On Sun, Nov 18, 2012 at 11:25 AM, Majid Azimi <[EMAIL PROTECTED]> wrote:
> hi guys,
> I want to get confirmation that I have understood this topic correctly. HDFS
> block size is number of bytes that HDFS will split a large files into small
> tokens. Input split size is number bytes each mapper will actually process.
> It may be less or more than hdfs block size. Am I right?
> suppose we want to load a 110MB text file to hdfs. hdfs block size and Input
> split size is set to 64MB.
> 1. number of mappers is based on number of Input splits not number of hdfs
> blocks? right?
Correct. Although the default logic tries to borrow the split size
based on the block size, there is no such hard requirement.
> 2. When we set hdfs block to 64MB, Is this exactly 67108864(64*1024*1024)
> bytes? I mean it doesn't matter the file will be splitted from middle of the
Yes, HDFS makes arbitrary sized blocks. HDFS does not concern itself
about file's contents (like a FileSystem doesn't). The reader is
expected to handle reading records properly (i.e. until last newline,
etc.). See http://wiki.apache.org/hadoop/HadoopMapReduce for how MR
reads the records without a break in between, even if the block
boundary has broken a record.
> 3. Now we have 2 input split (so two maps). Last line of first block and
> first line of second block is not meaningful. TextInputFormat is responsible
> for reading meaningful lines and giving them to map jobs.
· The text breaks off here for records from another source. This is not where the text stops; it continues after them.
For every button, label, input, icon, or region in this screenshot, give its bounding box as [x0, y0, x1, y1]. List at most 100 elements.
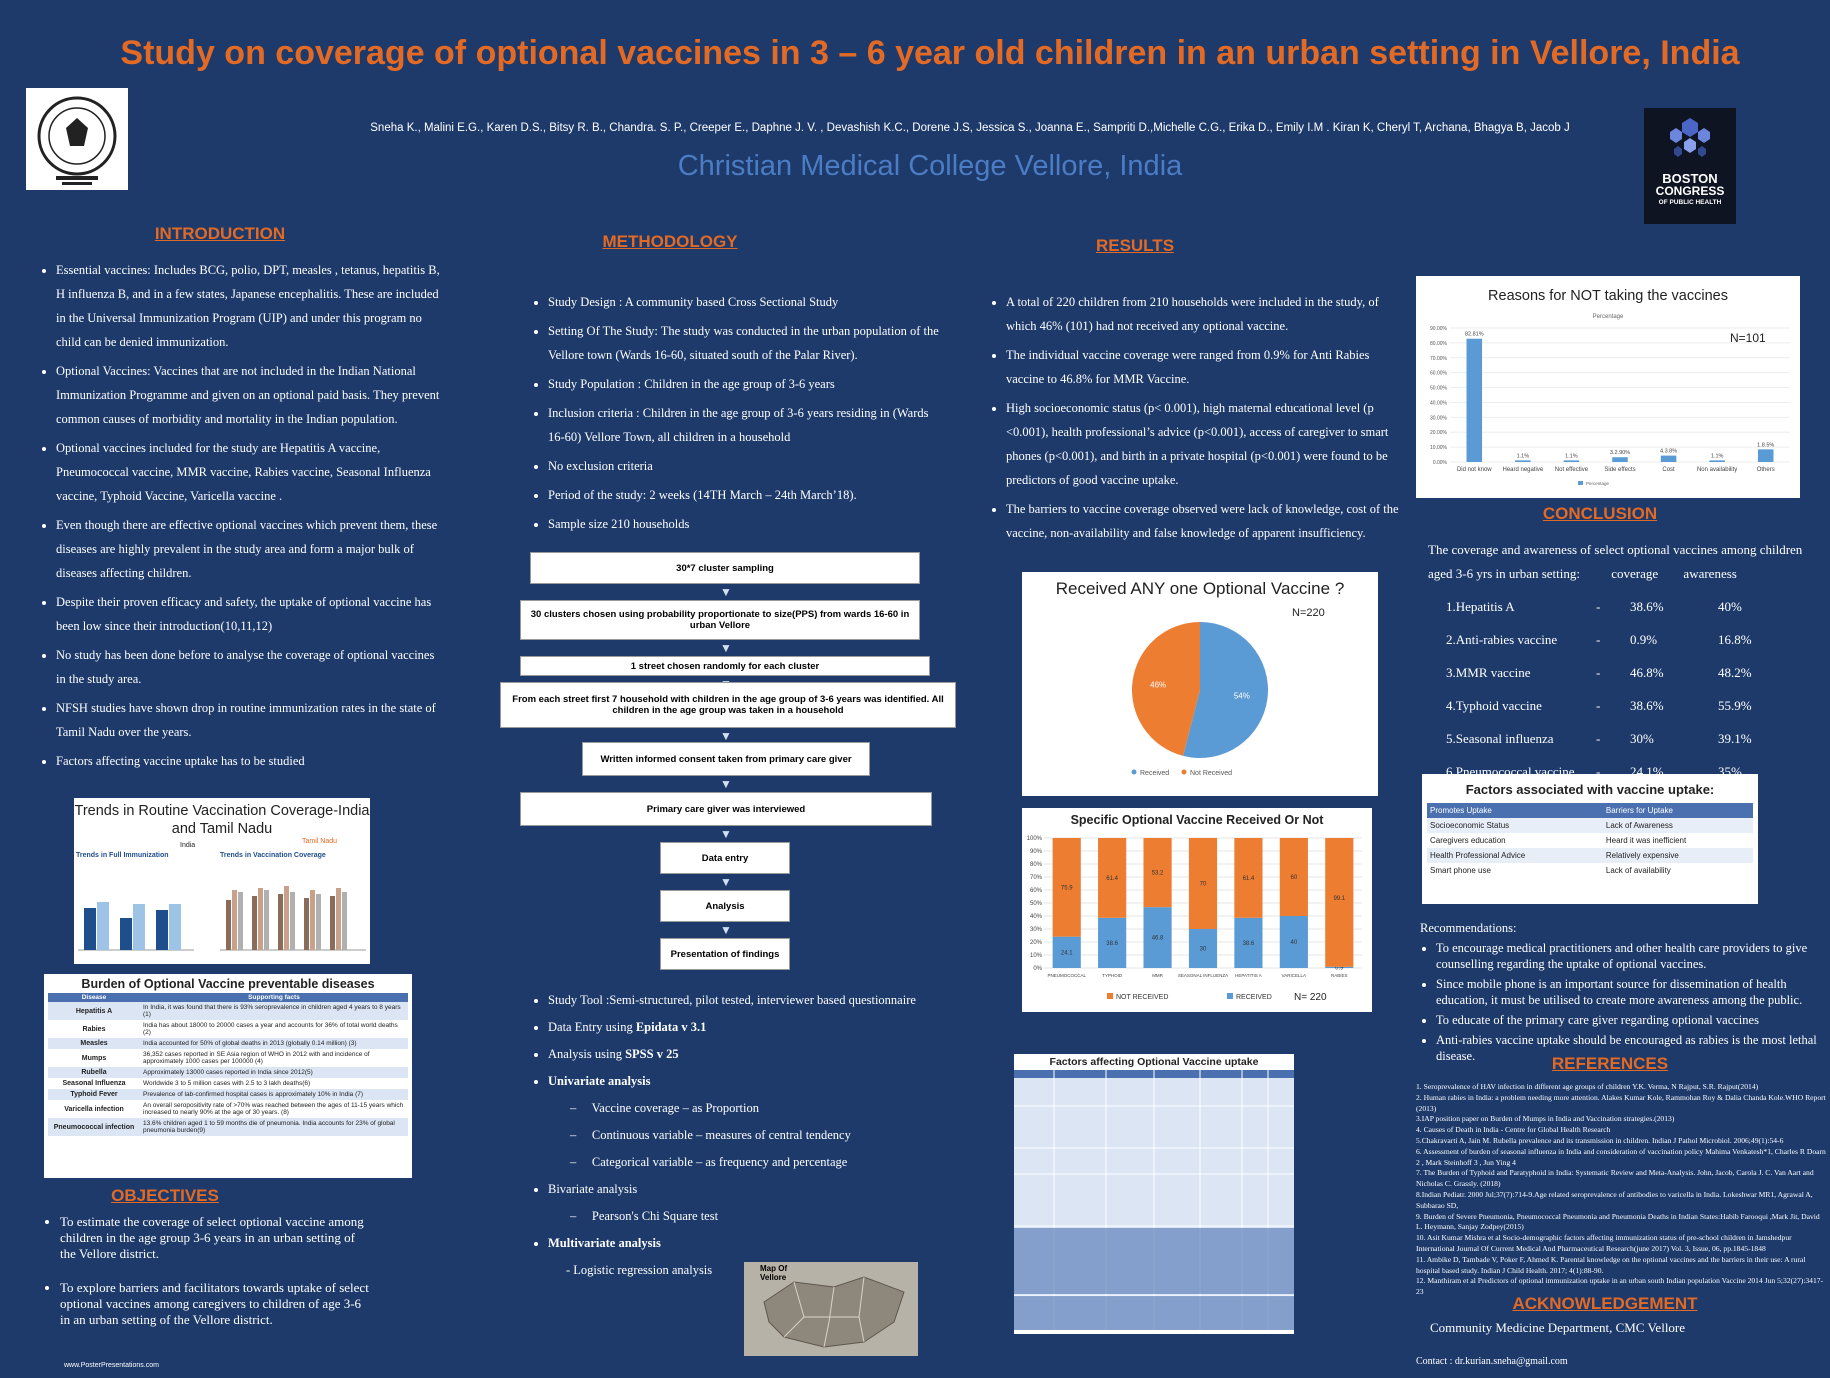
method-item: Study Population : Children in the age g… [548, 372, 942, 396]
data-label: 40 [1291, 940, 1298, 946]
x-tick-label: HEPATITIS A [1235, 973, 1262, 978]
reason-bar [1660, 455, 1677, 462]
coverage-row: 2.Anti-rabies vaccine - 0.9% 16.8% [1446, 623, 1752, 656]
introduction-heading: INTRODUCTION [154, 224, 286, 243]
recommendation-item: To educate of the primary care giver reg… [1436, 1012, 1820, 1028]
vaccine-name: 2.Anti-rabies vaccine [1446, 632, 1558, 647]
trend-bars-graphic [78, 886, 366, 951]
result-item: High socioeconomic status (p< 0.001), hi… [1006, 396, 1400, 492]
factors-associated-title: Factors associated with vaccine uptake: [1465, 782, 1715, 797]
promotes-uptake-cell: Health Professional Advice [1430, 851, 1526, 860]
arrow-down-icon: ▼ [720, 875, 732, 889]
promotes-uptake-cell: Smart phone use [1430, 866, 1491, 875]
bar-segment [1052, 936, 1081, 968]
bar-segment [1325, 838, 1354, 967]
burden-fact: 13.6% children aged 1 to 59 months die o… [143, 1120, 395, 1134]
burden-table-title: Burden of Optional Vaccine preventable d… [81, 977, 375, 991]
reference-item: 7. The Burden of Typhoid and Paratyphoid… [1416, 1168, 1814, 1189]
barrier-cell: Lack of Awareness [1605, 821, 1673, 830]
reference-item: 10. Asit Kumar Mishra et al Socio-demogr… [1416, 1233, 1792, 1253]
x-tick-label: PNEUMOCOCCAL [1047, 973, 1086, 978]
trend-right-label: Tamil Nadu [302, 838, 338, 845]
legend-swatch [1131, 769, 1137, 775]
methodology-analysis-section: Study Tool :Semi-structured, pilot teste… [532, 987, 932, 1284]
flow-step: 1 street chosen randomly for each cluste… [520, 656, 930, 676]
introduction-section: Essential vaccines: Includes BCG, polio,… [40, 258, 440, 778]
pie-annotation: N=220 [1292, 607, 1325, 619]
factors-associated-table: Promotes Uptake Barriers for Uptake Soci… [1427, 803, 1753, 878]
poster-title: Study on coverage of optional vaccines i… [120, 34, 1740, 72]
x-tick-label: Non availability [1697, 467, 1737, 473]
reasons-annotation: N=101 [1730, 331, 1766, 345]
coverage-row: 3.MMR vaccine - 46.8% 48.2% [1446, 656, 1752, 689]
legend-swatch [1107, 993, 1113, 999]
data-label: 38.6 [1106, 941, 1118, 947]
author-list: Sneha K., Malini E.G., Karen D.S., Bitsy… [370, 122, 1570, 134]
burden-disease: Seasonal Influenza [62, 1080, 126, 1087]
burden-row: Hepatitis A In India, it was found that t… [48, 1002, 408, 1020]
flow-step: From each street first 7 household with … [500, 682, 956, 728]
awareness-value: 16.8% [1718, 632, 1752, 647]
y-tick-label: 20.00% [1430, 430, 1448, 436]
reference-item: 3.IAP position paper on Burden of Mumps … [1416, 1114, 1675, 1124]
burden-row: Pneumococcal infection 13.6% children age… [48, 1118, 408, 1136]
col-coverage-label: coverage [1611, 566, 1659, 581]
pie-chart-svg: Received ANY one Optional Vaccine ? N=220… [1056, 579, 1345, 777]
x-tick-label: Cost [1662, 467, 1675, 473]
legend-label: RECEIVED [1236, 994, 1272, 1001]
barrier-cell: Relatively expensive [1605, 851, 1679, 860]
factors-row: Socioeconomic Status Lack of Awareness [1427, 818, 1753, 833]
vellore-map-image: Map Of Vellore [744, 1262, 918, 1356]
uni-item: – Categorical variable – as frequency an… [570, 1155, 848, 1169]
flow-step: Data entry [660, 842, 790, 874]
intro-item: Essential vaccines: Includes BCG, polio,… [56, 258, 440, 354]
reasons-subtitle: Percentage [1593, 314, 1624, 320]
y-tick-label: 40.00% [1430, 400, 1448, 406]
x-tick-label: Did not know [1457, 467, 1492, 473]
method-item: Setting Of The Study: The study was cond… [548, 319, 942, 367]
y-tick-label: 70% [1030, 875, 1043, 881]
barrier-cell: Heard it was inefficient [1605, 836, 1687, 845]
multi-item: - Logistic regression analysis [566, 1263, 713, 1277]
specific-vaccine-chart: Specific Optional Vaccine Received Or No… [1022, 808, 1372, 1012]
y-tick-label: 40% [1030, 914, 1043, 920]
awareness-value: 48.2% [1718, 665, 1752, 680]
reference-item: 5.Chakravarti A, Jain M. Rubella prevale… [1416, 1135, 1784, 1145]
promotes-uptake-cell: Caregivers education [1430, 836, 1506, 845]
arrow-down-icon: ▼ [720, 923, 732, 937]
analysis-item: Analysis using SPSS v 25 [548, 1041, 932, 1068]
y-tick-label: 70.00% [1430, 356, 1448, 362]
y-tick-label: 50.00% [1430, 386, 1448, 392]
conclusion-intro: The coverage and awareness of select opt… [1428, 538, 1818, 586]
pie-value-label: 54% [1234, 691, 1250, 700]
methodology-section: Study Design : A community based Cross S… [532, 290, 942, 541]
factors-uptake-table-image: Factors affecting Optional Vaccine uptak… [1014, 1054, 1294, 1334]
awareness-value: 39.1% [1718, 731, 1752, 746]
map-graphic [763, 1276, 905, 1348]
data-label: 75.9 [1061, 885, 1073, 891]
reasons-bar-chart-svg: Reasons for NOT taking the vaccines Perce… [1430, 288, 1790, 486]
data-label: 3.2.90% [1610, 450, 1630, 456]
legend-label: Received [1140, 770, 1169, 777]
burden-row: Rabies India has about 18000 to 20000 cas… [48, 1020, 408, 1038]
data-entry-text: Data Entry using [548, 1020, 636, 1034]
analysis-software: SPSS v 25 [625, 1047, 679, 1061]
poster-presentations-footer: www.PosterPresentations.com [64, 1362, 159, 1369]
data-entry-software: Epidata v 3.1 [635, 1020, 707, 1034]
y-tick-label: 90% [1030, 849, 1043, 855]
vaccine-name: 3.MMR vaccine [1446, 665, 1531, 680]
boston-congress-logo: BOSTON CONGRESS OF PUBLIC HEALTH [1644, 108, 1736, 224]
reason-bar [1709, 460, 1725, 462]
trend-left-subtitle: Trends in Full Immunization [76, 852, 169, 859]
multivariate-heading: Multivariate analysis [548, 1230, 932, 1257]
y-tick-label: 60% [1030, 888, 1043, 894]
data-label: 30 [1200, 947, 1207, 953]
separator: - [1596, 698, 1601, 713]
burden-disease: Hepatitis A [75, 1007, 113, 1015]
reason-bar [1515, 460, 1531, 462]
pie-slice [1183, 622, 1268, 758]
sampling-flowchart: 30*7 cluster sampling ▼ 30 clusters chos… [500, 552, 960, 972]
recommendations-heading: Recommendations: [1420, 921, 1517, 935]
uni-item-text: Continuous variable – measures of centra… [591, 1128, 851, 1142]
coverage-value: 46.8% [1630, 665, 1664, 680]
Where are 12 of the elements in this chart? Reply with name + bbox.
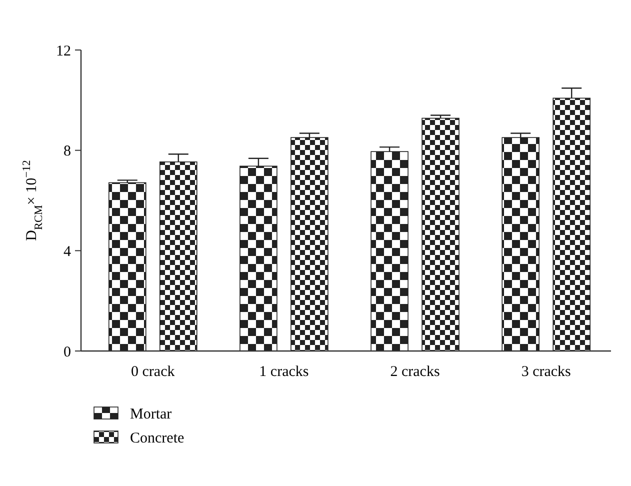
- bar: [108, 182, 146, 352]
- legend-label: Mortar: [130, 406, 172, 422]
- y-tick-label: 12: [56, 43, 71, 60]
- x-tick-label: 3 cracks: [521, 364, 572, 380]
- y-tick-label: 0: [64, 344, 71, 360]
- x-tick-label: 0 crack: [131, 364, 176, 380]
- x-tick-label: 1 cracks: [259, 364, 309, 380]
- y-tick-label: 8: [64, 144, 71, 160]
- y-tick-label: 4: [64, 244, 72, 260]
- x-tick-label: 2 cracks: [390, 364, 440, 380]
- legend-label: Concrete: [130, 430, 184, 446]
- bar: [422, 118, 460, 352]
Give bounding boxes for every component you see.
What
> TextInputFormat does is:
> In second block it will seek to second line which is a complete line and
> read from there and gives it to second mapper.
> First mapper will read until the end of first block and also it will process
> the (last incomplete line of first block + first incomplete line of second
Yes, this is explained at http://wiki.apache.org/hadoop/HadoopMapReduce as well.
> So the Input split size of first mapper is not exactly 64MB. it is a bit
> more than that(first incomplete line of second block). Also Input split size
> of second mapper is a bit less than 64 MB. Am I right?
> So hdfs block size is an exact number but Input split size is based on our
> data logic which may be a little different with the configured number?
Yes, all correct.